Francisco and Rosalinda with their children, from left, Francisco Jnr, Franklin, Frances, Froilan and Freddie.

After moving to Blair Athol, they joined the Kilburn parish and in 1989 Francisco and Rosalinda started their own prayer group which is still going today.

Called the Holy Trinity Prayer Group, it comprises about 12 to 15 couples who meet in each other’s homes for scripture readings and prayer.

Francisco was a Eucharistic minister for many years and helped with the gardening before his knees started giving him trouble.

He and Rosalinda participate in Mass several times during the week as well as on Sundays and they pray the rosary every night.

“We can’t go to sleep without praying,” Francisco said.

When the youngest of their seven grandchildren come over for dinner, Rosalinda asks one of them to lead prayer before dinner and there is often an argument over who will light the candle.

Three of their children live in Adelaide (two working in the wine industry and one as project manager in the SA Infrastructure Department), one son is in Canberra working for the Australian Crime Commission and their youngest child, Frances, is in Perth, where she was recruited by the mining industry as a business analyst.

Rosalinda said the challenges she and Francisco experienced motivated them to study hard.

“I think it’s really very providential that we came to Australia,” she said.

“If I ask my kids now they would say ‘mum if we did not come here and experience a hard life we would not appreciate it’.”

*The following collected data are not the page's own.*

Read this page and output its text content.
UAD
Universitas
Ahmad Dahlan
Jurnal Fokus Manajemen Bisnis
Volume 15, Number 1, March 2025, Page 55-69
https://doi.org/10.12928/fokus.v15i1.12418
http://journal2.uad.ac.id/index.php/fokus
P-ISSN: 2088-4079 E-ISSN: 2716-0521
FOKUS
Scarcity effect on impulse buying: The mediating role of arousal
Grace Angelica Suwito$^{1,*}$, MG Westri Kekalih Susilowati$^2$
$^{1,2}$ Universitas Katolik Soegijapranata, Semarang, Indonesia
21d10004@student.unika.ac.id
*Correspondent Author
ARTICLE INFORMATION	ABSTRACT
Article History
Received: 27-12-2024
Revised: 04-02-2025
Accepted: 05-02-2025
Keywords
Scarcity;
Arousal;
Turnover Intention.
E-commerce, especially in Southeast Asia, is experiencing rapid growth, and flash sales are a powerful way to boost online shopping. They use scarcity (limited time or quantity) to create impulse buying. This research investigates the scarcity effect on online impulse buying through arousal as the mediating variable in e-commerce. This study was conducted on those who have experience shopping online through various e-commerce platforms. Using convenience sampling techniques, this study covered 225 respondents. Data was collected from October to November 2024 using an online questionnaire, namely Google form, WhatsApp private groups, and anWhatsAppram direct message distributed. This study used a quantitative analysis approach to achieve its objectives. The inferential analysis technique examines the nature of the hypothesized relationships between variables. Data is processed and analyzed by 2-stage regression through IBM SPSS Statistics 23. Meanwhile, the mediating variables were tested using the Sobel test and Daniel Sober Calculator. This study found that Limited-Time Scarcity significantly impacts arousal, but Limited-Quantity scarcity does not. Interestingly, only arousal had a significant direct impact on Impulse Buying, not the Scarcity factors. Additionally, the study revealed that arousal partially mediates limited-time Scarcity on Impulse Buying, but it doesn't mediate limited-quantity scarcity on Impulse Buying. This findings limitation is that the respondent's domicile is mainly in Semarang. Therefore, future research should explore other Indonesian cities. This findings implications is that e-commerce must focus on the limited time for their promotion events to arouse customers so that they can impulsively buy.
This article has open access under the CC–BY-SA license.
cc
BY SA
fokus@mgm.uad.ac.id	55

In addition to his faith, poetry has been a comfort to Francisco and a way of expressing his strong feelings on politics and religion as well as his thoughts on everyday life.

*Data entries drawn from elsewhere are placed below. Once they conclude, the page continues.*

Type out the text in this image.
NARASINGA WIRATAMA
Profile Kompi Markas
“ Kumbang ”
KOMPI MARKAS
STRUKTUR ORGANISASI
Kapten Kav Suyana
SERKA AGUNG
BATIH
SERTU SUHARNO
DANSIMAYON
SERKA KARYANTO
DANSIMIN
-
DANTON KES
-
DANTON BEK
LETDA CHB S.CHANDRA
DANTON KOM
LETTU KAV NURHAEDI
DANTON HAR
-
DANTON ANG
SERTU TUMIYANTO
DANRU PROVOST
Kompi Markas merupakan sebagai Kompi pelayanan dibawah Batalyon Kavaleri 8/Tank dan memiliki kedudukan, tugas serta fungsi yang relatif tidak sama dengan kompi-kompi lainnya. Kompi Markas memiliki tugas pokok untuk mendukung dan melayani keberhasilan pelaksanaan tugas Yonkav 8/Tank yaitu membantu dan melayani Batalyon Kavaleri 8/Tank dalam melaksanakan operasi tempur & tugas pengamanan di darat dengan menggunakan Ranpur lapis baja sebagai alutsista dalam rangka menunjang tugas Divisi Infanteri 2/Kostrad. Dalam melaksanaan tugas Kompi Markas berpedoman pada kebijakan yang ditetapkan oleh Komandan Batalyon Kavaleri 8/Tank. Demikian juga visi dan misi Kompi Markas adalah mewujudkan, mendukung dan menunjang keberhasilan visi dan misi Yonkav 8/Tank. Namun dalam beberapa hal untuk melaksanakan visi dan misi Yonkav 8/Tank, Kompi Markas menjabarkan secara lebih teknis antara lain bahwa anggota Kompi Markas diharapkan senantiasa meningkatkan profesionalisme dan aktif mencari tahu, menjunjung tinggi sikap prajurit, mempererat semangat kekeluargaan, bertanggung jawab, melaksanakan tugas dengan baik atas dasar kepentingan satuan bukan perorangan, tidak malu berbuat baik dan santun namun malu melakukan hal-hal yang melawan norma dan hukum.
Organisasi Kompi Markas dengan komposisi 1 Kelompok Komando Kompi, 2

“When I have the mood, even at dawn time, I wake up and just scribble what I have in mind and then leave it and go to sleep again,” he said.

“And then after some time I go back and review it again.”

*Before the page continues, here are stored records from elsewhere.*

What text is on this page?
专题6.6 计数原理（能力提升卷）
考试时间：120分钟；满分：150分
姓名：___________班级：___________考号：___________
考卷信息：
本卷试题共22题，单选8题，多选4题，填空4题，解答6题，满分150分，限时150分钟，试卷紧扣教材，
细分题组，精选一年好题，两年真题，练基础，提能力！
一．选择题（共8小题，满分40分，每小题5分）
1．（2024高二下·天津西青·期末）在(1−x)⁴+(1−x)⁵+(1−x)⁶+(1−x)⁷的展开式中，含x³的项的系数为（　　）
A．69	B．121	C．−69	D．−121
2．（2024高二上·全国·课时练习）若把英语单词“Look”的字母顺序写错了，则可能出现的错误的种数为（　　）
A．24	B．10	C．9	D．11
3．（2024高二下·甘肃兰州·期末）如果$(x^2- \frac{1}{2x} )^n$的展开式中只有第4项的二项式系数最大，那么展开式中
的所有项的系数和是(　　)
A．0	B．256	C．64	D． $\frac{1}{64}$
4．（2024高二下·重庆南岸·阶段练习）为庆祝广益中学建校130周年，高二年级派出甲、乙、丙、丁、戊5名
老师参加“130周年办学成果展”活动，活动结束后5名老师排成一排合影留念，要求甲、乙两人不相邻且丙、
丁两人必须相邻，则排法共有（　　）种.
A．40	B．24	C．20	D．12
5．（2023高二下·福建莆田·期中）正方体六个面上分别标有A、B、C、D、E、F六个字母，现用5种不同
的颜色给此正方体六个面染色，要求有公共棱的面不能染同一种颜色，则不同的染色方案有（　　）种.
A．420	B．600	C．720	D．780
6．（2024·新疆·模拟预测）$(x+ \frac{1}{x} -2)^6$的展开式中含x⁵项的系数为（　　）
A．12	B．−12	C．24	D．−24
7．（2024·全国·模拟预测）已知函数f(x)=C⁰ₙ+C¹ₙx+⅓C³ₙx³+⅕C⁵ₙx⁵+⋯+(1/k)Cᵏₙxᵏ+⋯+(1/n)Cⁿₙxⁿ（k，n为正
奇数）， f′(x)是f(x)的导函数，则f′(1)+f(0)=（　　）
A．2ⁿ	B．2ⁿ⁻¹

While most of his poems are written in his local language, Ilocano, he also writes in English. His poems have been included in books and anthologies circulated in the Philippines, Hawaii and the United States and in newspapers and magazines such as Timpuyog Journal, the Philippine Community Herald (published in Sydney) and Bannawag.

His current passion is writing about life issues such as euthanasia and abortion, one of which his sister Juanita forwarded to The Southern Cross during the recent Parliamentary debate on Voluntary Assisted Dying laws.

Francisco said he wrote to his local MP Andrea Michaels expressing his concern about the VAD bill and he was pleased to get a response saying she voted against it. But he said he was “saddened” to see the legislation passed.

“It affects me a lot … that’s why I wrote the poem,” he said.

 

SAFEGUARD THE DIGNITY OF HUMAN LIFE

While we endure COVID-19 in this troubled world

Other stronger pandemics lurk around us

Raging wild in the midst

Of spiritual and moral degradation,

Spreading like wildfire all over Australia.

A wave of death bizarrely rampaging,

There is no stopping this conflagration.

And as Government at all levels craft legislation

Under the guise of compassion,

Innocent lives are lost, God’s gift of life desecrated

And millions of unborn babies all over the country perish

Year by year, the consequences are dreadful.

This pandemic tragically called Abortion

Is a premeditated and deliberate killing

Of helpless human beings which science

Simply refers to as a method of birth control.

This pandemic is marching on

While another pandemic is spreading with force.

 

Euthanasia, gaining ground in a fast cadence before our eyes,

In this our beloved State of South Australia,

Following the steps of Victoria, Western Australia and Tasmania

With Queensland  following close.

Quo vadis, my beloved country, quo vadis?

Under the guise of voluntary assisted dying,

How can we be reckless about human life,

God’s sacred gift to each of us.

The consequences of this subtle and crafty act of suicide,

The impending enactment of the law

Violates the sixth of the Ten Commandments:

Thou shalt not kill.

This confused world has forgotten the Divine Law.

But there is still a chance to reverse these wicked decisions

Better late than never – repent and abolish the laws

That are in contravention of the divine law

Of the Catholic faith, moral values and traditions

Planted in this great continent by our pilgrim forefathers.